CREATE EXTERNAL TABLE <tablename> USING <any-data-source-supported> OPTIONS <options>
Next, use it in any SQL query or DDL. For example,
CREATE EXTERNAL TABLE STAGING_CUSTOMER USING parquet OPTIONS(path 'quickstart/src/main/resources/customerparquet') CREATE TABLE CUSTOMER USING column OPTIONS(buckets '8') AS ( SELECT * FROM STAGING_CUSTOMER)
Example - Load from CSV
You can either explicitly define the schema or infer the schema and the column data types. To infer the column names, we need the CSV header to specify the names. In this example we don't have the names, so we explicitly define the schema.
// Get a SnappySession in a local cluster val spark: SparkSession = SparkSession .builder .appName("CreateColumnTable") .master("local[*]") .getOrCreate val snSession = new SnappySession(spark.sparkContext)
We explicitly define the table definition first ....
snSession.sql("CREATE TABLE CUSTOMER ( " + "C_CUSTKEY INTEGER NOT NULL," + "C_NAME VARCHAR(25) NOT NULL," + "C_ADDRESS VARCHAR(40) NOT NULL," + "C_NATIONKEY INTEGER NOT NULL," + "C_PHONE VARCHAR(15) NOT NULL," + "C_ACCTBAL DECIMAL(15,2) NOT NULL," + "C_MKTSEGMENT VARCHAR(10) NOT NULL," + "C_COMMENT VARCHAR(117) NOT NULL)" + "USING COLUMN OPTIONS (PARTITION_BY 'C_CUSTKEY')")
Load data in the CUSTOMER table from a CSV file by using Data Sources API
val tableSchema = snSession.table("CUSTOMER").schema val customerDF = snSession.read.schema(schema = tableSchema).csv(s"$dataFolder/customer.csv") customerDF.write.insertInto("CUSTOMER")
The Spark SQL programming guide provides a full description of the Data Sources API
Example - Load from Parquet files
val customerDF = snSession.read.parquet(s"$dataDir/customer_parquet") customerDF.write.insertInto("CUSTOMER")
Inferring schema from data file
A schema for the table can be inferred from the data file. Data is first introspected to learn the schema (column names and types) without requring this input from the user. The example below illustrates reading a parquet data source and creates a new columnar table in SnappyData. The schema is automatically defined when the Parquet data files are read.
val customerDF = snSession.read.parquet(s"quickstart/src/main/resources/customerparquet") // props1 map specifies the properties for the table to be created // "PARTITION_BY" attribute specifies partitioning key for CUSTOMER table(C_CUSTKEY) val props1 = Map("PARTITION_BY" -> "C_CUSTKEY") customerDF.write.format("column").mode("append").options(props1).saveAsTable("CUSTOMER")
In the code snippet below a schema is inferred from a CSV file.

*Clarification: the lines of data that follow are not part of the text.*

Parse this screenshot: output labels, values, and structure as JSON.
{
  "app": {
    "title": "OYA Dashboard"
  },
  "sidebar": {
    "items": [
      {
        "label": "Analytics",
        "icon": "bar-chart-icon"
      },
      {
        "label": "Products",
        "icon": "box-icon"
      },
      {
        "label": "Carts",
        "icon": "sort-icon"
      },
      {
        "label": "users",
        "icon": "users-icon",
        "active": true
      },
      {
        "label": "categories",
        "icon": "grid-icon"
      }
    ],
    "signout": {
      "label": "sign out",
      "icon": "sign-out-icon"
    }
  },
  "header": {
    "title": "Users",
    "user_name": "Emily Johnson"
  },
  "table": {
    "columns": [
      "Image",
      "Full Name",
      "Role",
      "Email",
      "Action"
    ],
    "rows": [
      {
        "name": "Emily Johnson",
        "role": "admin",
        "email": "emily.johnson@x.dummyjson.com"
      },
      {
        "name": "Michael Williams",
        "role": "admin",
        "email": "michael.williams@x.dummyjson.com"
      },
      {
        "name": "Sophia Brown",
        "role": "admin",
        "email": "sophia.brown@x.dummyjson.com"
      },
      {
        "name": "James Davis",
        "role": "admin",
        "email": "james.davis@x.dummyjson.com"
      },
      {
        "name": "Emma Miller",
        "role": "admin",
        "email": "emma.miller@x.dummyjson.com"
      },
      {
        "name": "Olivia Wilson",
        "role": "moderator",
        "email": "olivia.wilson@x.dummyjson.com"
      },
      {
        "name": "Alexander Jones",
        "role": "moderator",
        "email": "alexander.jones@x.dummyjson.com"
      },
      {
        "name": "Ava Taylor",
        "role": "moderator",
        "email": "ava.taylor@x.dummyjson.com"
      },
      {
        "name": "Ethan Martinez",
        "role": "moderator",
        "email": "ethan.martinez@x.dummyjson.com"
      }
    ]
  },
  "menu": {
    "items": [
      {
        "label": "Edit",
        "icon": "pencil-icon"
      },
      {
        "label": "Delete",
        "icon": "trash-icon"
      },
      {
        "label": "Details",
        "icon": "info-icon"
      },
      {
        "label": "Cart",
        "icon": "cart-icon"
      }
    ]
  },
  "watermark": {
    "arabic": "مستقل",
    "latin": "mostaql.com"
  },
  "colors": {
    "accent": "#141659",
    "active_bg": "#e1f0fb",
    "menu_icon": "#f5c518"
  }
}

Column names are derived from the header in the file.
val customer_csv_DF = snSession.read.option("header", "true") .option("inferSchema", "true").csv("quickstart/src/main/resources/customer_with_headers.csv") // props1 map specifies the properties for the table to be created // "PARTITION_BY" attribute specifies partitioning key for CUSTOMER table(C_CUSTKEY), // For complete list of attributes refer the documentation val props1 = Map("PARTITION_BY" -> "C_CUSTKEY") customer_csv_DF.write.format("column").mode("append").options(props1).saveAsTable("CUSTOMER")
The source code to load the data from a CSV/Parquet files is in CreateColumnTable.scala.

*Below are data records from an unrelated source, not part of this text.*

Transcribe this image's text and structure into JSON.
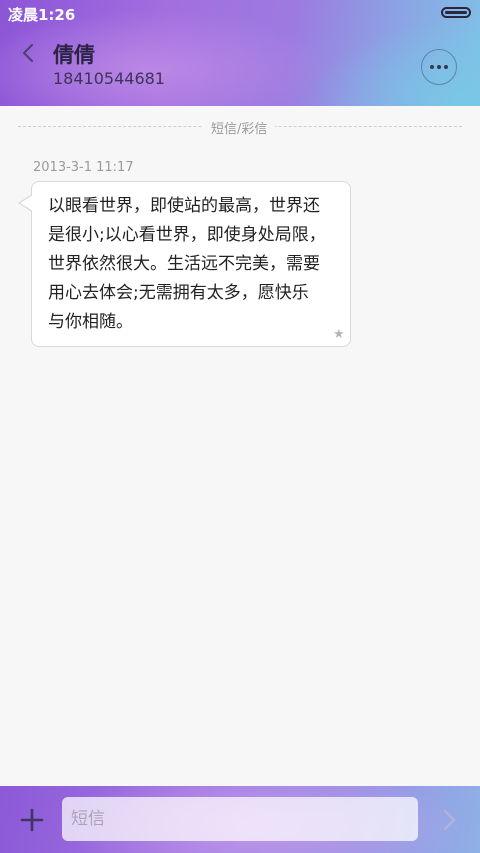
{
  "status_bar": {
    "time": "凌晨1:26"
  },
  "header": {
    "contact_name": "倩倩",
    "contact_number": "18410544681"
  },
  "thread": {
    "divider_label": "短信/彩信",
    "messages": [
      {
        "timestamp": "2013-3-1 11:17",
        "text": "以眼看世界，即使站的最高，世界还\n是很小;以心看世界，即使身处局限，\n世界依然很大。生活远不完美，需要\n用心去体会;无需拥有太多，愿快乐\n与你相随。"
      }
    ]
  },
  "composer": {
    "placeholder": "短信"
  },
  "icons": {
    "back": "chevron-left-icon",
    "more": "more-dots-icon",
    "star": "star-icon",
    "add": "plus-icon",
    "send": "chevron-right-icon"
  },
  "colors": {
    "accent_start": "#8b55d6",
    "accent_end": "#7fc3e6",
    "background": "#f7f7f7"
  }
}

Example - reading JSON documents As mentioned before when dealing with JSON you have two challenges - (1) the data can be highly nested (2) the structure of the documents can keep changing.
Here is a simple example that loads multiple JSON records that show dealing with schema changes across documents - WorkingWithJson.scala
When loading data from sources like CSV or Parquet the files would need to be accessible from all the cluster members in SnappyData. Make sure it is NFS mounted or made accessible through the Cloud solution (shared storage like S3).